La Mauritanie partage avec le Sénégal, la Gambie, la Guinée-Bissau et la Guinée le vaste bassin sédimentaire MSGBC. Cette province géologique, encore partiellement explorée, s’étend le long de la façade atlantique et comprend des zones peu profondes, profondes et ultra-profondes. Sa configuration explique l’intérêt des opérateurs internationaux, car plusieurs systèmes pétroliers y ont été identifiés.
Dans ce contexte, l’offshore mauritanien occupe une place stratégique. Les blocs situés au large de Nouakchott et de Nouadhibou présentent des structures géologiques susceptibles de contenir des hydrocarbures, même si leur potentiel commercial reste variable. Les études sismiques, les forages d’exploration et les données accumulées depuis les années 2000 ont confirmé l’existence de réservoirs pétroliers et gaziers, mais aussi la complexité de leur mise en valeur.
La Mauritanie n’est donc pas un producteur majeur de pétrole brut à ce jour. Son intérêt repose davantage sur la combinaison de plusieurs facteurs : une position maritime favorable, une frontière énergétique dynamique avec le Sénégal et des découvertes de gaz qui renforcent l’attractivité du sous-sol offshore. Pour comprendre ces perspectives régionales, la montée en puissance voisine du bassin sénégalais offre un point de comparaison utile.
Le gisement de Chinguetti a marqué un tournant dans l’histoire énergétique du pays. Découvert au début des années 2000 au large de la Mauritanie, il est entré en production en 2006. À l’époque, cette mise en service symbolisait l’arrivée du pays dans le cercle des producteurs de pétrole, avec l’espoir de générer de nouvelles recettes publiques et de structurer une industrie nationale.
Situé en eaux profondes, Chinguetti a été exploité au moyen d’une unité flottante de production, de stockage et de déchargement, appelée FPSO. Les volumes attendus étaient significatifs pour un pays sans tradition pétrolière, mais la réalité du réservoir s’est révélée plus difficile. La production a rapidement décliné, en raison notamment de caractéristiques géologiques complexes et d’une performance inférieure aux prévisions initiales.

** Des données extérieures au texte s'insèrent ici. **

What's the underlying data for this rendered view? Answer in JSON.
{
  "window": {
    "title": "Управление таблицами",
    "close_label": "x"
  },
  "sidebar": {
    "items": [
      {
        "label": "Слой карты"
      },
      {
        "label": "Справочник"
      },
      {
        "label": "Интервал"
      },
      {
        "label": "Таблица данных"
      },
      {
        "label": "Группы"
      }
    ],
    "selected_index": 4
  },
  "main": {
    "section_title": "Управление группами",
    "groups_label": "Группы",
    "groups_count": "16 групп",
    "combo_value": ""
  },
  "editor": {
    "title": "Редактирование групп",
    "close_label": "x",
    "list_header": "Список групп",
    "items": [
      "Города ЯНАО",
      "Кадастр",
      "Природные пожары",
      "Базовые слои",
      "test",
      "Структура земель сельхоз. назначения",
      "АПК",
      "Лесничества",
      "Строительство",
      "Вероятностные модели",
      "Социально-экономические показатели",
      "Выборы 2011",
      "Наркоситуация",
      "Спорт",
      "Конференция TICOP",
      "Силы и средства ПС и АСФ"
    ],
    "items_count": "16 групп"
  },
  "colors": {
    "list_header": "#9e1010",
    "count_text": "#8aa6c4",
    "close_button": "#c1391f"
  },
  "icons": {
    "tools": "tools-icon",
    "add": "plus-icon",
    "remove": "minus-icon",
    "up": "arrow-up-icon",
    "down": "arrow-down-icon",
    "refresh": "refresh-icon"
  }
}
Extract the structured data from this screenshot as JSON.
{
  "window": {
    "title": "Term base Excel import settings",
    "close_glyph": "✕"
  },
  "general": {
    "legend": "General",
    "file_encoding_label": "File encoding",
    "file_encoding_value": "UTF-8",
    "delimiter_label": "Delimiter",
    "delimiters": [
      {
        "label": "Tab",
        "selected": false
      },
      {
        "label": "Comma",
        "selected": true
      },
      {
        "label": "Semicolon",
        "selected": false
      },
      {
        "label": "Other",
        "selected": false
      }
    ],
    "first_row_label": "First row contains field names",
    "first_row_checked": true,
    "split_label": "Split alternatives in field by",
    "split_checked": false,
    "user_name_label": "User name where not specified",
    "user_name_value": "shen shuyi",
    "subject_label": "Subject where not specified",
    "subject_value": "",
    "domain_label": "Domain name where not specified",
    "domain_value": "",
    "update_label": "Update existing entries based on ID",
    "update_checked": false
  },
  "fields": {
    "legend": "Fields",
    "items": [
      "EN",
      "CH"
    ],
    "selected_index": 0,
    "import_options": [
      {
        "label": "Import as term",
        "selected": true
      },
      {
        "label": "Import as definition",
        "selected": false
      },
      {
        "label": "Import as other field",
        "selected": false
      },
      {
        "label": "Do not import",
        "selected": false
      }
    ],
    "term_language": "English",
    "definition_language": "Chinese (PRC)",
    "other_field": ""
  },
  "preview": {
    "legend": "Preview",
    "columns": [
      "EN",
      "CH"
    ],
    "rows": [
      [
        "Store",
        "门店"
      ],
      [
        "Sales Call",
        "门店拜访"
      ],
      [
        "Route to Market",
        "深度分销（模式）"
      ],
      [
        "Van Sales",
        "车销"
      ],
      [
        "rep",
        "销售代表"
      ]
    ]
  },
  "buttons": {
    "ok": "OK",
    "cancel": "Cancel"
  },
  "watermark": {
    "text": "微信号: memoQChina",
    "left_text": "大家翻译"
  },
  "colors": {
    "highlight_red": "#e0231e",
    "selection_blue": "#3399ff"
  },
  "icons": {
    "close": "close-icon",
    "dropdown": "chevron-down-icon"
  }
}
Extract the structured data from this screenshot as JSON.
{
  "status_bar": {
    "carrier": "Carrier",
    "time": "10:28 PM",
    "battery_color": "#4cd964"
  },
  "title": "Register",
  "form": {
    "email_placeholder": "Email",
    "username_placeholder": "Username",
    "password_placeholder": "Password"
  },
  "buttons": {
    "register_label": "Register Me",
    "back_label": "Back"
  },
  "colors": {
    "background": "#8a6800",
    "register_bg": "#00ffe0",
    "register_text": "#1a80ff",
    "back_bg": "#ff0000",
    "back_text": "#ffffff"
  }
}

Ce déclin a fortement limité l’impact économique du projet. Alors que certaines estimations évoquaient des réserves récupérables de plusieurs dizaines de millions de barils, les volumes effectivement produits sont restés modestes à l’échelle internationale. L’expérience de Chinguetti a toutefois apporté à la Mauritanie une première maîtrise institutionnelle et technique des projets offshore, ainsi qu’une meilleure connaissance de ses risques d’exploration.
Les réserves pétrolières prouvées de la Mauritanie demeurent modestes par rapport à celles des grands producteurs africains comme le Nigeria, l’Angola ou la Libye. Les découvertes réalisées au large du pays ont confirmé la présence de pétrole, mais elles n’ont pas encore permis d’établir une base de production durable et de grande ampleur. L’enjeu principal reste donc la distinction entre ressources géologiques et réserves commercialement exploitables.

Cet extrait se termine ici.